PowerHouse provides Mud Pie with insights into any number or combination of automation performance metrics (pile-on, pod-station visits, throughput, etc.), but order sequencing decisions ultimately reflect a deeper logic. During PowerHouse implementation and on an ongoing basis, the results of models in different instances are compared with various potential sequential methods. The result is a structured, integrated response. 

A standout scenario for Mud Pie is splitting orders.

Diverse retailers mean diverse customer orders, which can lead to severe inefficiencies in how search and travel tasks are performed. Therefore, it’s critical for the wholesaler to be able to differentiate between oversized, non-conveyable items and conveyable items for warehouse pricing flow. In response, the QSSI team concentrated on the operational logistics of splitting an order. PowerHouse introduced pick pod selection and path planning protocols to improve automation controls. Similarly, pod repositioning protocols address the replenishment process.

MUD PIE

Stone Mountain, GA

Distribution Center
  • 250,000 square feet
Customers
  • Furniture/home furnishing 
  • Apparel
  • Gifts and novelties
  • Wholesale trade
  • Small independent retailers
  • Big box stores
Warehouse Environment
  • B2B, B2C, D2C 
  • Complicated sourcing requests
  • Split orders
  • Low minimum order requirements 
  • Combined order and customer processing
  • Just-in-time delivery
Solutions in the Design
  • Scale counting and scan & pack
  • Automated customized compliance labeling
  • Automated rate shopping
Global Supply Chain
  • China (manufacturing)

Order picking can constitute 50%-65% of Mud Pie’s operating costs. Processing orders quickly and accurately is a competitive advantage. PowerHouse brings the brains to the machinery that is the company’s lifeblood.

Redesigning a Warehouse for Optimal Efficiencies

Mud Pie has continued to grow its business exponentially. Subsequent warehouse floor modifications and expansions build on the efficiencies originally introduced by QSSI. As part of our next project for the company, PowerHouse supported 9,000 new locations. The new multi-level facility contains 24 zones/pick modules. With Mud Pie, the QSSI team developed and then helped implement a high-bay, narrow-aisle picking concept to maximize the space for a new conveyor system, an impressive 28’ in length. 
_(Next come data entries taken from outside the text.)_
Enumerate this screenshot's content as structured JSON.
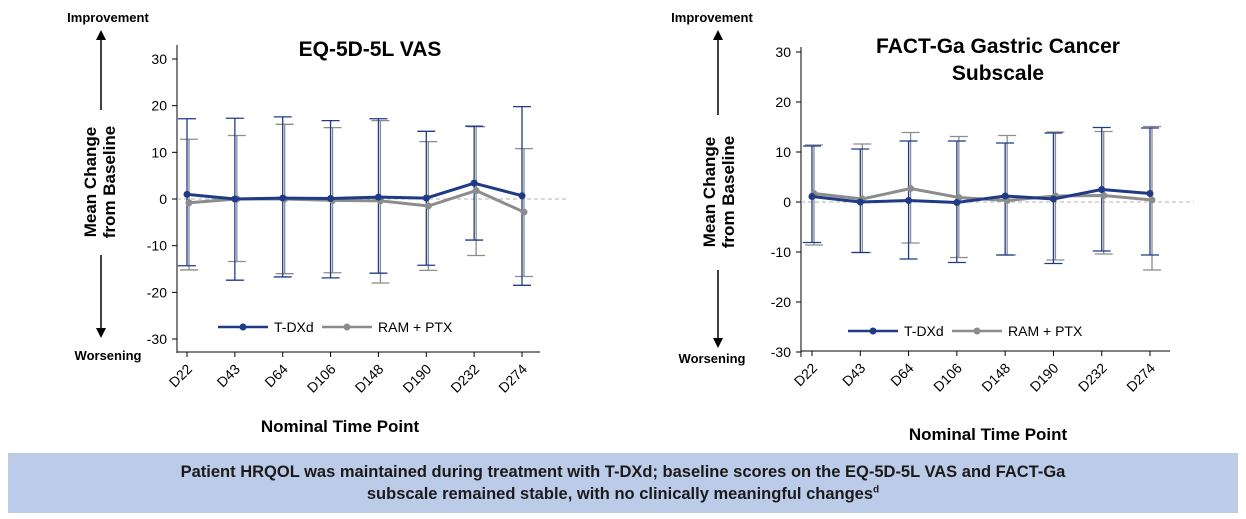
{
  "colors": {
    "tdxd": "#1f3b86",
    "ram": "#8c8c8c",
    "banner_bg": "#bccbe8",
    "zero_line": "#b3b3b3"
  },
  "side_labels": {
    "improvement": "Improvement",
    "worsening": "Worsening"
  },
  "chart_data": [
    {
      "type": "line",
      "title": "EQ-5D-5L VAS",
      "ylabel_lines": [
        "Mean Change",
        "from Baseline"
      ],
      "xlabel": "Nominal Time Point",
      "categories": [
        "D22",
        "D43",
        "D64",
        "D106",
        "D148",
        "D190",
        "D232",
        "D274"
      ],
      "ylim": [
        -33,
        33
      ],
      "yticks": [
        -30,
        -20,
        -10,
        0,
        10,
        20,
        30
      ],
      "legend": {
        "position": "bottom-center"
      },
      "series": [
        {
          "name": "T-DXd",
          "values": [
            1.0,
            0.0,
            0.2,
            0.1,
            0.4,
            0.2,
            3.4,
            0.7
          ],
          "err_low": [
            -14.3,
            -17.4,
            -16.7,
            -16.9,
            -15.9,
            -14.2,
            -8.8,
            -18.5
          ],
          "err_high": [
            17.2,
            17.3,
            17.6,
            16.8,
            17.2,
            14.5,
            15.6,
            19.8
          ]
        },
        {
          "name": "RAM + PTX",
          "values": [
            -0.8,
            0.0,
            0.0,
            -0.3,
            -0.4,
            -1.5,
            1.8,
            -2.8
          ],
          "err_low": [
            -15.2,
            -13.4,
            -16.0,
            -15.8,
            -18.0,
            -15.3,
            -12.1,
            -16.6
          ],
          "err_high": [
            12.8,
            13.6,
            16.0,
            15.3,
            16.8,
            12.3,
            15.5,
            10.8
          ]
        }
      ]
    },
    {
      "type": "line",
      "title_lines": [
        "FACT-Ga Gastric Cancer",
        "Subscale"
      ],
      "ylabel_lines": [
        "Mean Change",
        "from Baseline"
      ],
      "xlabel": "Nominal Time Point",
      "categories": [
        "D22",
        "D43",
        "D64",
        "D106",
        "D148",
        "D190",
        "D232",
        "D274"
      ],
      "ylim": [
        -31,
        31
      ],
      "yticks": [
        -30,
        -20,
        -10,
        0,
        10,
        20,
        30
      ],
      "legend": {
        "position": "bottom-center"
      },
      "series": [
        {
          "name": "T-DXd",
          "values": [
            1.1,
            0.0,
            0.3,
            -0.1,
            1.2,
            0.6,
            2.5,
            1.7
          ],
          "err_low": [
            -8.1,
            -10.1,
            -11.4,
            -12.1,
            -10.6,
            -12.3,
            -9.8,
            -10.6
          ],
          "err_high": [
            11.2,
            10.6,
            12.2,
            12.2,
            11.8,
            13.8,
            14.9,
            14.8
          ]
        },
        {
          "name": "RAM + PTX",
          "values": [
            1.7,
            0.6,
            2.7,
            0.9,
            0.3,
            1.2,
            1.3,
            0.4
          ],
          "err_low": [
            -8.6,
            -10.1,
            -8.2,
            -11.1,
            -10.6,
            -11.6,
            -10.4,
            -13.6
          ],
          "err_high": [
            11.4,
            11.6,
            13.9,
            13.1,
            13.3,
            14.0,
            14.1,
            15.1
          ]
        }
      ]
    }
  ],
  "banner": {
    "line1": "Patient HRQOL was maintained during treatment with T-DXd; baseline scores on the EQ-5D-5L VAS and FACT-Ga",
    "line2": "subscale remained stable, with no clinically meaningful changes",
    "superscript": "d"
  }
}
Our collaborations also extended to Mud Pie’s manufactures with innovations in packaging. “More conveyable” items inevitably lead to less touches with each induction. With the improvements, 60% to 70% of boxes interface with the conveyor only. This work also resulted in measurable improvements in quality control and speed to resolution.

WCS-Based Automation Visibility

The PowerHouse dashboard is credited with much of the success of the narrow-aisle picking concept. “When you can see all, you can direct all,” said Schumacher. “And, more importantly, you can direct with specificity.” 

The dashboard captures critical information, which means that even in tight spaces it’s possible to follow a serpentine, one-pass packing method. In addition, floor managers can access a graphic of each cart’s contents. RF devices also incorporate graphic displays.

So much more than the sum of its parts, PowerHouse serves as data aggregator and integrator, as well as smart middleware. It eliminated the need for Mud Pie to interface directly to control systems for individual pieces of automation. But, perhaps, most importantly, we introduced a higher level of accountability into the fulfillment process. Warehouse planning and execution are made more intelligent precisely because of the quality information coming from the automation level.